Skoda Enyaq long-term test: report 1

Is it possible to live with an electric car even if you can't charge it at home? We're finding out with the help of the Skoda Enyaq electric SUV...

Skoda Enyaq front

The car Skoda Enyaq iV 60 Loft Nav Run by Darren Moss, deputy editor

Why it’s here To show that it’s possible to use an electric car as your sole vehicle, even if you can’t charge it at home

Needs to Have enough range to not need charging every day, be comfortable for longer trips, and function as a mobile office when needed

Mileage 325 List price £34,510 Target Price £34,510 Price as tested £40,005 Test range 220 miles Official Range 256 miles Options Convenience Package Plus £1240,  Light and View Package Basic £1115, Assisted Drive Package Plus £915, Metallic paint £595, Parking Package Basic £505, 100kW charging £440, Climate Package Basic £400, Drive Package Basic £285

24 October 2021 – Electric dreams

The very first car I drove was an electric vehicle. It was built by my father in his garage, was powered by an old car battery and the motor from a set of wipers, and had a range of just 500 metres before it ran out of juice.

It’s safe to say that the gap between Dad's creation and the Skoda Enyaq electric SUV that's on my drive now is pretty darn big, not least because the latter can go 825 times farther between charges.

Skoda Enyaq charging

I’ve gone for the lesser of the two battery options, but my '60' model can still manage up to 256 miles before it needs to be plugged in, according to official figures. So far I've achieved around 220 miles in my real-world testing. That (very) easily allows me to cover most journeys that I typically do without suffering range anxiety, and is farther than the Hyundai Ioniq Electric that I ran previously could manage.

There's an '80' Enyaq, with a larger battery that ups the official range to 327 miles. However, that version is quite a bit more expensive.

Saving a bundle to begin with means I haven’t felt at all bad about splurging on a few options, and my car is fit to bursting with (hopefully useful) kit. That ranges from the adaptive cruise control and lane-keeping assistance you get with the Assisted Driving Package Plus (yours for £915) to the Arctic Silver metallic paint (£595) that helps me to spot my car in any supermarket car park.

It’s not as if the Enyaq was lacking in kit before I ticked those options, either, because standard equipment includes dual-zone climate control, cruise control and 19in alloy wheels, which I’ve swapped for 20in units at no extra charge.

Skoda Enyaq charging

It’s early days, of course, but I’m enjoying how easy the car has been to get along with so far. I love the way my phone automatically connects to wireless Apple CarPlay, for example.
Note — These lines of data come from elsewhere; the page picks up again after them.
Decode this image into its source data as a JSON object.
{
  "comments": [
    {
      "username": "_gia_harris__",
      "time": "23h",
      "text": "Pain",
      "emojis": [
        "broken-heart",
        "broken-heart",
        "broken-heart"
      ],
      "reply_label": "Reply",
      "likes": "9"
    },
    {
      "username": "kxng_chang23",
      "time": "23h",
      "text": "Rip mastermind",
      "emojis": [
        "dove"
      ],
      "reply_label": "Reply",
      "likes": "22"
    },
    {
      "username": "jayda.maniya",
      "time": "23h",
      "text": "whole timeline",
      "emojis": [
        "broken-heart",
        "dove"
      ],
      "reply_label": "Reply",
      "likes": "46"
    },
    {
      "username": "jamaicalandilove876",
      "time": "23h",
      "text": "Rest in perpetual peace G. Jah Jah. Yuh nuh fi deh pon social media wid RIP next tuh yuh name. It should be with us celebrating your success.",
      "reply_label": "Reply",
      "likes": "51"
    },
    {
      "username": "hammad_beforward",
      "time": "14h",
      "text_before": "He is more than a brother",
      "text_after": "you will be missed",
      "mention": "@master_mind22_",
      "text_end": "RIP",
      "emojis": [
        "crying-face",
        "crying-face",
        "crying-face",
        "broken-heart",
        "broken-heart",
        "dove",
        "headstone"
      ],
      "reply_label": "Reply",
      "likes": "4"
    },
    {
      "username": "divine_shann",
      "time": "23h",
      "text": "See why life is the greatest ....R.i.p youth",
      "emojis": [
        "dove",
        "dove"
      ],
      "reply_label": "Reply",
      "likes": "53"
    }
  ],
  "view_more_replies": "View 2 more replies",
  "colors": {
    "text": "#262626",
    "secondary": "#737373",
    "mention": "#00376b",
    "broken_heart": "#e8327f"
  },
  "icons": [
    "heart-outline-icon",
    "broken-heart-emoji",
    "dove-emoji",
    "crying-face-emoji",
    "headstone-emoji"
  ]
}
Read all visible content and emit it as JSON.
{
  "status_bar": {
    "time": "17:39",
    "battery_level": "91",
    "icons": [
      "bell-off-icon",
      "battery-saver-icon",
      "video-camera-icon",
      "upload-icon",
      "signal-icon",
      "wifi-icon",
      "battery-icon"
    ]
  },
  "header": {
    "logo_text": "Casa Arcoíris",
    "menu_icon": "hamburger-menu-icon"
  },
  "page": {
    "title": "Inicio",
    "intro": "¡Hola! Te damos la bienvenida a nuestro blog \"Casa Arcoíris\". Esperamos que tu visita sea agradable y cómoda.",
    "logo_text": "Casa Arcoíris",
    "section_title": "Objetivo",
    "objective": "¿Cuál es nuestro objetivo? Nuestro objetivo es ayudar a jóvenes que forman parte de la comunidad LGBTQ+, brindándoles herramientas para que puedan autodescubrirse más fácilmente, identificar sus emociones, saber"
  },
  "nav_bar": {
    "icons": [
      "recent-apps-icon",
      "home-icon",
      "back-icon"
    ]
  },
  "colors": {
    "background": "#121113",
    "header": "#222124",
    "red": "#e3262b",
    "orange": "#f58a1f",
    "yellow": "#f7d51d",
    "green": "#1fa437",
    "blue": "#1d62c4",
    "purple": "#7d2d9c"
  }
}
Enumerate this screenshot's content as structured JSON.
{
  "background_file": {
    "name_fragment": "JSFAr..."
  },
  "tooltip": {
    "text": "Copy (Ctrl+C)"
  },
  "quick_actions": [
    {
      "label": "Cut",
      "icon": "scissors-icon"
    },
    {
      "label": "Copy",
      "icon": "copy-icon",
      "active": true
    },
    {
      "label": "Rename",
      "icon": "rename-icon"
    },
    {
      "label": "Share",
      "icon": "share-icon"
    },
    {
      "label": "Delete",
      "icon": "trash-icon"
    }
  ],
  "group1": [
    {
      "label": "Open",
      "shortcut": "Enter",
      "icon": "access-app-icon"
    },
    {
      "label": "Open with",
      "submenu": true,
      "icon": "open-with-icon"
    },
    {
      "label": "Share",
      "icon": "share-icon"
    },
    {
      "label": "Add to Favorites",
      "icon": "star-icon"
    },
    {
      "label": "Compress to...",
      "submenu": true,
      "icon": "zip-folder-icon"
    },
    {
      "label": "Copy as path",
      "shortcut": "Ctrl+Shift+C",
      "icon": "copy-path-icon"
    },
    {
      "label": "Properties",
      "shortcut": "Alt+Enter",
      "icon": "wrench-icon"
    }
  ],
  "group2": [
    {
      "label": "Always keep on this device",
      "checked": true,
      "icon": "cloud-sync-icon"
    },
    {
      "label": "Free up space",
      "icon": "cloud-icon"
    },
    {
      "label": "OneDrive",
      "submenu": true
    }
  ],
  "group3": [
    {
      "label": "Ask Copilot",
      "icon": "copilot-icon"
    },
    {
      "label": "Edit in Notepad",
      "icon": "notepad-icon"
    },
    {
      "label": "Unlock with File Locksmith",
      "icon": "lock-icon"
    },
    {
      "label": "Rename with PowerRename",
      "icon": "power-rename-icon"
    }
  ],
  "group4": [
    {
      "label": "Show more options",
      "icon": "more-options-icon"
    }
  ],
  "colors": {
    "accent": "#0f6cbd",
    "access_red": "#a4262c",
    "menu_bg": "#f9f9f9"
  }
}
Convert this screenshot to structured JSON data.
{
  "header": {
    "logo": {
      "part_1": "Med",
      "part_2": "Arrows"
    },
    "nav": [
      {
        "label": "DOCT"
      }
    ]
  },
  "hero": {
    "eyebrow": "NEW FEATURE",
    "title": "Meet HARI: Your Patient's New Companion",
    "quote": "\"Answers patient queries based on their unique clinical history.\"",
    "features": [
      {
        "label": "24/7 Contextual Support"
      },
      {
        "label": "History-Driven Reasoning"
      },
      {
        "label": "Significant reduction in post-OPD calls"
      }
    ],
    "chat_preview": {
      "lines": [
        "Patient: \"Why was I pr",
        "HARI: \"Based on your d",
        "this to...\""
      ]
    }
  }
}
It means that music I've been listening to on headphones starts playing through the Enyaq's speakers when I get in, then switches back when I get out – and it happens with all the buttery smoothness of, well, butter.

Another neat feature is that the charging cables can be conveniently stored in a cubby underneath the main boot, meaning they’re out of the way and don’t get tangled up in my weekly shop.

Speaking of the boot, it’s massive. It’s bigger than most rivals’ and also bigger than the one in the Volkswagen ID.4 (which has the same underpinnings). Certainly, I don’t foresee the luggage I’ll need for weekend trips posing a problem.

What might is keeping my Enyaq’s battery topped up. You see, I don’t have access to a home charging point because I live in a first-floor flat and suspect my downstairs neighbour might complain if I dangled an extension cable across her front window.

Skoda Enyaq interior

Fortunately, there’s a 50kW BP Pulse fast charger less than half a mile from my front door. My plan is to top up there whenever I need to, and pop into a nearby park for a walk while my car replenishes its batteries. So far, it’s worked well, but if all else fails I also have a three-pin plug cable and am not averse to knocking on front doors.

As the world (hopefully) opens up around us, I’ll be going farther afield in my electric Skoda than I have in any car in the past 18 months. That's going to test the limits both of its range and of the UK’s fast-growing but sometimes unreliable public charging network.

If all goes well, I can see this being a permanent switch to electric power. If not, remember to take pity on anyone who comes knocking on your door asking to plug in their car.